Hoyden About Town commented on my recent link to 50 things you should know about feeding babies that the article needed “Weissingerising”. I absolutely agree, but it occurred to me that many people won’t know what we’re going on about.
Dianne Weissinger wrote a powerful article about the way we talk about breastfeeding – instead of saying that breastfeeding is “ideal”, we should be saying that breastfeeding is “normal”. Why? Because none of us see ourselves as ideal parents. “Trying Hard” parents, “Good Enough” parents maybe, but ideal, perfect, these concepts are too hard for most parents in the day to day reality of parenting, especially in the early days.
Also, as with any health message, it is better to talk about the risks of not breastfeeding than the benefits of breastfeeding.
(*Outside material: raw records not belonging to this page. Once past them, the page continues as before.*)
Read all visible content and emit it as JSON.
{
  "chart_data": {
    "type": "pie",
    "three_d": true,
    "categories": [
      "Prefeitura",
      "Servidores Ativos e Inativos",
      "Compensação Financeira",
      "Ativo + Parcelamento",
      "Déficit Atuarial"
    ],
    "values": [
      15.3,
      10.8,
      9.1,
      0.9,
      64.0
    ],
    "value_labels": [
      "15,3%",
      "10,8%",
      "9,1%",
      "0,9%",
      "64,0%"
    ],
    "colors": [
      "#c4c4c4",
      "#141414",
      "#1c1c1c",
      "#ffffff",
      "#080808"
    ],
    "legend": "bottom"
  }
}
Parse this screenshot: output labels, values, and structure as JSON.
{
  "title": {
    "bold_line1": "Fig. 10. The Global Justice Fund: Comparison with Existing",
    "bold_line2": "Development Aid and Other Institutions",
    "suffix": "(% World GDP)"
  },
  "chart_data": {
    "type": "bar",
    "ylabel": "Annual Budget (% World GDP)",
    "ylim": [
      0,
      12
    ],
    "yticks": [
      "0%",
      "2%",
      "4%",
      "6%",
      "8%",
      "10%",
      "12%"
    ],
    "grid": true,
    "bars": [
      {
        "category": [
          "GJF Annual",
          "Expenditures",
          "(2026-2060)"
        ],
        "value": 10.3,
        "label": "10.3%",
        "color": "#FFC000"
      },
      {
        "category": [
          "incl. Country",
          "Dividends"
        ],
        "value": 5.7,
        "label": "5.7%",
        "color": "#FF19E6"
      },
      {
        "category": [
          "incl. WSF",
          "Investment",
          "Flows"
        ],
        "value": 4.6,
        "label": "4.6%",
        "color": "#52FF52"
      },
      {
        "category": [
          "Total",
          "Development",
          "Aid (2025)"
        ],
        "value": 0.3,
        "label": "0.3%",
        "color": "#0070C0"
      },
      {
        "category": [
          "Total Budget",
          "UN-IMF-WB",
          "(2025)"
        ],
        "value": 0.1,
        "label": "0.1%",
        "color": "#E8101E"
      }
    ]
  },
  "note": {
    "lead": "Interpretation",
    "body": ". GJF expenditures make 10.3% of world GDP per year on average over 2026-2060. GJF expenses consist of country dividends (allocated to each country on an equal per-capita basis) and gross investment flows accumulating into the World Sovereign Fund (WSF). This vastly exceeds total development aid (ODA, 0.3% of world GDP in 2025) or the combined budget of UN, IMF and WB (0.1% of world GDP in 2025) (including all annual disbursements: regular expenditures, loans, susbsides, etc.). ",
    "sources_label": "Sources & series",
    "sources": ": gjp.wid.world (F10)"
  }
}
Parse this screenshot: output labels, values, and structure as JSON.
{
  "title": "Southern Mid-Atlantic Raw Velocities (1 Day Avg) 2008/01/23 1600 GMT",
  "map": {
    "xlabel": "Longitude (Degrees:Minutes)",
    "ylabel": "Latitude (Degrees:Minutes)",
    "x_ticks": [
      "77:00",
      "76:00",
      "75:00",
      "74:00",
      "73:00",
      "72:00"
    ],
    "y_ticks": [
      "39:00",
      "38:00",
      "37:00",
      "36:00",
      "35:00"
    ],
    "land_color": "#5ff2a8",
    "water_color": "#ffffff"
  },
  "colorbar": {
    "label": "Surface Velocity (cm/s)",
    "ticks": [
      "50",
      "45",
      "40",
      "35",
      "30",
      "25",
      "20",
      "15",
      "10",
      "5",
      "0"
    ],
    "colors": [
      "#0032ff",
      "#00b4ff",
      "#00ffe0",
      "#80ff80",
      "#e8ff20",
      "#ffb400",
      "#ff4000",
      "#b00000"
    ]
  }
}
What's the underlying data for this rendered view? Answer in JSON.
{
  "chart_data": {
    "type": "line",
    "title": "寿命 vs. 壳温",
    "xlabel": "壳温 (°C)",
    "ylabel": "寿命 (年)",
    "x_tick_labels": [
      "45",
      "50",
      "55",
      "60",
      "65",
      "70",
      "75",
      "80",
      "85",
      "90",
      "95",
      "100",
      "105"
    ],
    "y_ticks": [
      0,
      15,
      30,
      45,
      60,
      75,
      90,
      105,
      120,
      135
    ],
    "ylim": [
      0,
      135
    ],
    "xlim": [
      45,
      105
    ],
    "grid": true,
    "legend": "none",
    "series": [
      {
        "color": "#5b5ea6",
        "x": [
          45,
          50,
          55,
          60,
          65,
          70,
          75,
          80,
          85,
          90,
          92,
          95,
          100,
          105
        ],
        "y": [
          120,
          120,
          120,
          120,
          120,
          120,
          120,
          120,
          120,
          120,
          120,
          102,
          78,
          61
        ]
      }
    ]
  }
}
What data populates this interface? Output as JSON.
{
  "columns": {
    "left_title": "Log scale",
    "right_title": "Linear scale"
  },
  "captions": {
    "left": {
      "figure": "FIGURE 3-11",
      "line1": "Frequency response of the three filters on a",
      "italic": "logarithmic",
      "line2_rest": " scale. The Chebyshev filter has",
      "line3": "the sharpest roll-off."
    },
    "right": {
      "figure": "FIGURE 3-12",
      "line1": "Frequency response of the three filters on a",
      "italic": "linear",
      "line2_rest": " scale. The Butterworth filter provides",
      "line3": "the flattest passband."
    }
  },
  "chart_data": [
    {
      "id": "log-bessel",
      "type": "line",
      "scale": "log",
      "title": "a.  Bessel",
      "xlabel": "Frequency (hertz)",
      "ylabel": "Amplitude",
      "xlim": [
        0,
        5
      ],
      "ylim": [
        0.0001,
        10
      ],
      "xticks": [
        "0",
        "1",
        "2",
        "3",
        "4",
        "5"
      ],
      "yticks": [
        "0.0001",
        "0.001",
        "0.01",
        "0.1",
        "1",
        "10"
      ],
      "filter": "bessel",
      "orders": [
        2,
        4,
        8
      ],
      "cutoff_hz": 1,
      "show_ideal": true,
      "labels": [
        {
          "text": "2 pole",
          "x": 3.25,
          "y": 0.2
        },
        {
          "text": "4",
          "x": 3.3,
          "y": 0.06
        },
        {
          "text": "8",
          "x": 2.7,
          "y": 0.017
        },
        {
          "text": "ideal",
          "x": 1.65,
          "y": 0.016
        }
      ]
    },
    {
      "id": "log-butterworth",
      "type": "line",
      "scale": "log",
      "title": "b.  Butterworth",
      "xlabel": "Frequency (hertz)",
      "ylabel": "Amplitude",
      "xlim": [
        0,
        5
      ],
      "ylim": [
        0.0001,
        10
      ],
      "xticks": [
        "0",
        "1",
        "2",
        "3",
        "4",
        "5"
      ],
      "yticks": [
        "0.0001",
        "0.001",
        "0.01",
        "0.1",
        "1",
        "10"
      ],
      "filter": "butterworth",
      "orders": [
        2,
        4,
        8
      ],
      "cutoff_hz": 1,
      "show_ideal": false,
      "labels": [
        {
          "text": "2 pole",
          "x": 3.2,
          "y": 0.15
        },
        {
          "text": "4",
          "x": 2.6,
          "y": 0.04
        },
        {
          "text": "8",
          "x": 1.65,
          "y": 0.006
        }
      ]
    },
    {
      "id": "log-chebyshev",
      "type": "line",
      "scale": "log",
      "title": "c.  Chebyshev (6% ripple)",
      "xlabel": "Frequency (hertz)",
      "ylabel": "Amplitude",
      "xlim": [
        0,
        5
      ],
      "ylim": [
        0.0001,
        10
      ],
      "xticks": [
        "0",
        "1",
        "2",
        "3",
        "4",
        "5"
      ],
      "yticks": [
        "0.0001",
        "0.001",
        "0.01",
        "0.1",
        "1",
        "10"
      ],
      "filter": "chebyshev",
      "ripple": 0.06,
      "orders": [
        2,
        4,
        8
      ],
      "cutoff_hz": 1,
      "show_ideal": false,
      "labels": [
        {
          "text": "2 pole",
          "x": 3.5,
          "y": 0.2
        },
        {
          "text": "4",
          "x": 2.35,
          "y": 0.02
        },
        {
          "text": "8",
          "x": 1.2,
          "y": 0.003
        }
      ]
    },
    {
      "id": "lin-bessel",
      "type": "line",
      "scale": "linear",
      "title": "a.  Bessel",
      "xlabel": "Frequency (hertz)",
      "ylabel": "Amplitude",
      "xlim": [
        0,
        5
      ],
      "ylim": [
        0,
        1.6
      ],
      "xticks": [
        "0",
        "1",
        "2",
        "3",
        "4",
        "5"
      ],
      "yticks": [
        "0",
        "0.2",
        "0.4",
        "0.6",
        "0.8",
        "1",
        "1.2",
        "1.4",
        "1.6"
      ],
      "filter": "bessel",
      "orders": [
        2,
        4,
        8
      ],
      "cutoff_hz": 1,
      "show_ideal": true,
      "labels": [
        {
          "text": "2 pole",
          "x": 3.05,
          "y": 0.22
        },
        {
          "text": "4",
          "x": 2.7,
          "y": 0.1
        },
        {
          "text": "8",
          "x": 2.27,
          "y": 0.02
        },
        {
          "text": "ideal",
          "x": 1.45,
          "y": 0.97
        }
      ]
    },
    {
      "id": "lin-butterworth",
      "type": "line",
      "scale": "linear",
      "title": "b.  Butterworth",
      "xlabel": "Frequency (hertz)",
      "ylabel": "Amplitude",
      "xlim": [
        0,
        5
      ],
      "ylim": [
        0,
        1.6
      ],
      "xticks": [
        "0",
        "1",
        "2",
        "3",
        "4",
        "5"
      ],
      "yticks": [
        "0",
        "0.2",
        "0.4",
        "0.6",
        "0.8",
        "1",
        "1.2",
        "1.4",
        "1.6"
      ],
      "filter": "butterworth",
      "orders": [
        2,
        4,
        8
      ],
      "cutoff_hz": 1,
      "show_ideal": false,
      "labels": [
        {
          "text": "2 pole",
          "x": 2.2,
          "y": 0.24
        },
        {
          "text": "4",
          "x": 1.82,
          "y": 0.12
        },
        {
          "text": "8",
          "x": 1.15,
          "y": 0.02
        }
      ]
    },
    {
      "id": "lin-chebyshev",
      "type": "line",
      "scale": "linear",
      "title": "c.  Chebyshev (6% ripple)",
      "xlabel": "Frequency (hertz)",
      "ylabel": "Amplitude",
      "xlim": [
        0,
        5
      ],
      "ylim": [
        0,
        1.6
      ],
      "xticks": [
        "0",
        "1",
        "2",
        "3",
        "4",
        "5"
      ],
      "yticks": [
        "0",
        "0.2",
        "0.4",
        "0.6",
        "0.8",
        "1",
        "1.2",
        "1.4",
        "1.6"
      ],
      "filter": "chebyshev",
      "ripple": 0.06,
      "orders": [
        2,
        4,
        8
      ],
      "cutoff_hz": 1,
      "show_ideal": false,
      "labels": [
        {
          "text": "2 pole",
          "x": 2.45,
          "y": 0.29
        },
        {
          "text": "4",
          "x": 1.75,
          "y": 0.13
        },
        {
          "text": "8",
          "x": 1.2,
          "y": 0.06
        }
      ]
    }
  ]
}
Can you imagine how many ex-smokers would still be smoking if the anti smoking campaigns were built around warm fuzzy images of healthy lungs instead of scary images of dead and diseased ones?
And we all now how I feel about patronising mothers by not telling them the truth about the risks of formula feeding….
4 thoughts on “Weissingerising”
I think you’re absolutely right that people need to be fully informed, but in the current environment where a facts-based, unemotive “risks of not BFing” is interpreted as “oh you terrible mother!” by many, I think it’s going to stir the pot and keep generating this negative attitude, unfortunately. But you are right that stepping about the issue rather than confronting it is patronising everyone in order to save the feelings of the oversensitive.
Of course, if we had a public health campaign where real information was presented *along with* information about and a culture supportive about HOW to BF, I think it’d be an entirely different story.
We can dream 🙂
re. smoking analogy – this study shows the dangers of scare campaigns:
wed do well to consider this research when designing messages about the environment as well
Yet I have seen research about a breastfeeding campaign that did use scare tactics and was very successful. You’re right in that there are inherent dangers in using scare tactics, but that doesn’t mean that they are always inappropriate.
And I’m also not saying that we should throw out the baby with the bathwater, and switch 100% to scare campaigns, but if there were a radical paramilitary arm of the Le Leche League (for example), they would serve to make the moderates look more reasonable – like PETA does for animal welfare!